Le Nord-Irlandais restait sur deux doublés championnat-coupe consécutifs avec le Celtic. Il était encore sous contrat à Glasgow jusqu’en 2021 mais depuis son limogeage de Liverpool (2015), il rêvait de revenir en Premier League.

 » Je n’ai jamais été aussi impressionné que par les entraînements et les séances de théorie de Brendan « , a un jour dit Steven Gerrard, l’ex-capitaine des Reds.  » Il approche chaque joueur de façon différente, c’est du jamais vu.  »

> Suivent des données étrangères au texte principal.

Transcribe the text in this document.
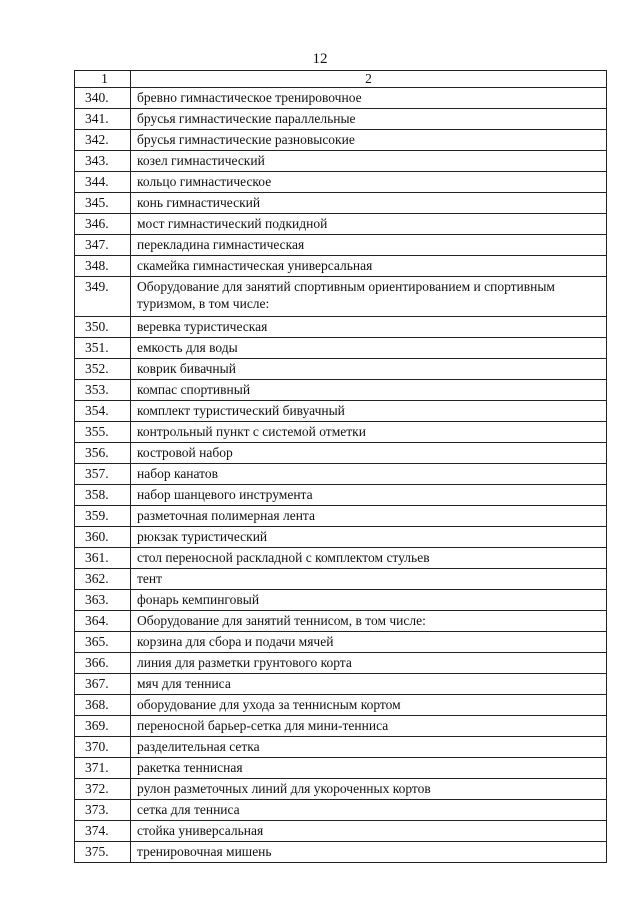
12
1	2
340.	бревно гимнастическое тренировочное
341.	брусья гимнастические параллельные
342.	брусья гимнастические разновысокие
343.	козел гимнастический
344.	кольцо гимнастическое
345.	конь гимнастический
346.	мост гимнастический подкидной
347.	перекладина гимнастическая
348.	скамейка гимнастическая универсальная
349.	Оборудование для занятий спортивным ориентированием и спортивным туризмом, в том числе:
350.	веревка туристическая
351.	емкость для воды
352.	коврик бивачный
353.	компас спортивный
354.	комплект туристический бивуачный
355.	контрольный пункт с системой отметки
356.	костровой набор
357.	набор канатов
358.	набор шанцевого инструмента
359.	разметочная полимерная лента
360.	рюкзак туристический
361.	стол переносной раскладной с комплектом стульев
362.	тент
363.	фонарь кемпинговый
364.	Оборудование для занятий теннисом, в том числе:
365.	корзина для сбора и подачи мячей
366.	линия для разметки грунтового корта
367.	мяч для тенниса
368.	оборудование для ухода за теннисным кортом
369.	переносной барьер-сетка для мини-тенниса
370.	разделительная сетка
371.	ракетка теннисная
372.	рулон разметочных линий для укороченных кортов
373.	сетка для тенниса
374.	стойка универсальная
375.	тренировочная мишень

Un club coté 5000 contre 1

C’est pourquoi Leicester n’a pas hésité à déboursé 7,5 millions d’euros pour dédommager le Celtic. Un investissement coûteux mais nécessaire car le club devait se redéfinir. Trois ans plus tôt, il avait écrit une des plus belles pages de l’histoire du football. Il avait été champion alors qu’en début de saison, sa cote auprès des bookmakers était de 5000 contre 1 et qu’il était plutôt considéré comme candidat au maintien.

 » Un noyau très moyen et un nouveau manager, Claudio Ranieri, surtout connu pour ses échecs « , disait-on. Mais l’Italien avait réussi à souder le groupe, les joueurs avaient travaillé l’un pour l’autre et l’équipe avait fait preuve d’une efficacité redoutable en contre-attaque. L’impensable s’était produit. En mai 2016, pour la fête du titre, le club avait fait venir Andrea Bocelli. Les tribunes avaient chanté Nessun Dorma et Con te partirò. Quelques mois plus tard, l’hymne de la Champions League retentissait au King Power Stadium.

De l’équipe championne de 2016, seuls Kasper Schmeichel et Jamie Vardy sont encore assurés de leur place.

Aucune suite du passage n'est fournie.